Osborne’s idea of privatising the banks makes some sense. Assuming globalisation goes back on track, state-owned banks will be worth a huge amount of money in a few years’ time, and when they are privatised the exchequer could make a nice windfall. The proceeds could be used to radically cut government debt. The biggest risk to this is that the government tries to run the banks so that their policies fit the national mood. Banks have to be run to maximise profits, or else the taxpayer will get less money back when they are privatised.

However, Osborne’s idea for a subsidised offer price is silly. You may recall, when British Gas was privatised the marketing programme revolved around the slogan ‘Tell Sid’. At the time, one newspaper ran a cartoon with the caption saying: ‘Tell Sid he already owns British Gas’.

The truth is that when a company is privatised, it switches from being owned by all the taxpayers to being owned by some of them.

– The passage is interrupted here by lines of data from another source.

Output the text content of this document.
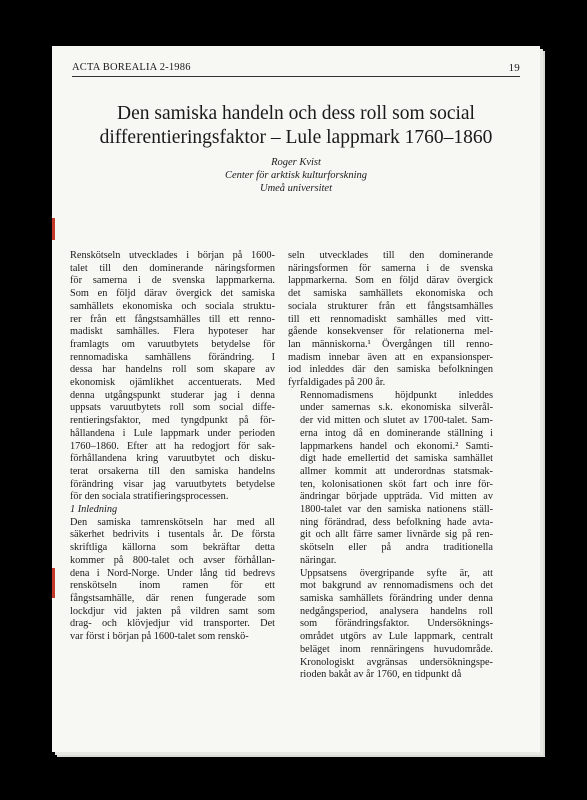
ACTA BOREALIA 2-1986	19
Den samiska handeln och dess roll som social
differentieringsfaktor – Lule lappmark 1760–1860
Roger Kvist
Center för arktisk kulturforskning
Umeå universitet

Renskötseln utvecklades i början på 1600-
talet till den dominerande näringsformen
för samerna i de svenska lappmarkerna.
Som en följd därav övergick det samiska
samhällets ekonomiska och sociala struktu-
rer från ett fångstsamhälles till ett renno-
madiskt samhälles. Flera hypoteser har
framlagts om varuutbytets betydelse för
rennomadiska samhällens förändring. I
dessa har handelns roll som skapare av
ekonomisk ojämlikhet accentuerats. Med
denna utgångspunkt studerar jag i denna
uppsats varuutbytets roll som social diffe-
rentieringsfaktor, med tyngdpunkt på för-
hållandena i Lule lappmark under perioden
1760–1860. Efter att ha redogjort för sak-
förhållandena kring varuutbytet och disku-
terat orsakerna till den samiska handelns
förändring visar jag varuutbytets betydelse
för den sociala stratifieringsprocessen.

1 Inledning

Den samiska tamrenskötseln har med all
säkerhet bedrivits i tusentals år. De första
skriftliga källorna som bekräftar detta
kommer på 800-talet och avser förhållan-
dena i Nord-Norge. Under lång tid bedrevs
renskötseln inom ramen för ett
fångstsamhälle, där renen fungerade som
lockdjur vid jakten på vildren samt som
drag- och klövjedjur vid transporter. Det
var först i början på 1600-talet som renskö-

seln utvecklades till den dominerande
näringsformen för samerna i de svenska
lappmarkerna. Som en följd därav övergick
det samiska samhällets ekonomiska och
sociala strukturer från ett fångstsamhälles
till ett rennomadiskt samhälles med vitt-
gående konsekvenser för relationerna mel-
lan människorna.¹ Övergången till renno-
madism innebar även att en expansionsper-
iod inleddes där den samiska befolkningen
fyrfaldigades på 200 år.

Rennomadismens höjdpunkt inleddes
under samernas s.k. ekonomiska silverål-
der vid mitten och slutet av 1700-talet. Sam-
erna intog då en dominerande ställning i
lappmarkens handel och ekonomi.² Samti-
digt hade emellertid det samiska samhället
allmer kommit att underordnas statsmak-
ten, kolonisationen sköt fart och inre för-
ändringar började uppträda. Vid mitten av
1800-talet var den samiska nationens ställ-
ning förändrad, dess befolkning hade avta-
git och allt färre samer livnärde sig på ren-
skötseln eller på andra traditionella
näringar.

Uppsatsens övergripande syfte är, att
mot bakgrund av rennomadismens och det
samiska samhällets förändring under denna
nedgångsperiod, analysera handelns roll
som förändringsfaktor. Undersöknings-
området utgörs av Lule lappmark, centralt
beläget inom rennäringens huvudområde.
Kronologiskt avgränsas undersökningspe-
rioden bakåt av år 1760, en tidpunkt då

A subsidised share price offer will simply mean those taxpayers who buy shares are being subsidised by those taxpayers who don’t.

Of course, from a marketing point of view it may make sense to say the shares are being subsidised. It may make sense to offer a BOGOF deal, and for every two shares in the state-owned bank that you buy, you get a third share free. But that is a different matter. That’s not really a subsidy at all, it is just good marketing.

Meanwhile, Mandy is said to be studying the German model of a state bank, called KfW, that backs small businesses.

The idea has been discussed before, and this column has waxed pretty lyrical about it.

You may know that 3i was originally called the Industrial and Commercial Finance Corporation, and was formed in 1945 by the Bank of England and a number of commercial banks.

The shareholders sold off their shares in 1987, when the company became known as 3i.

In theory, there should be no reason why we need a state bank that provides funds for business. If a new business idea has merit, then the private sector should provide funding.

But the credit crunch should have taught us that that principle does not always work. Money was ploughed into apparently low-risk ventures such as property and hedge funds, and investing in small businesses was deemed too risky.

In other words, the arguments in favour of promoting share ownership of the banks, and state subsidised banks for supporting small businesses, are pretty much the same.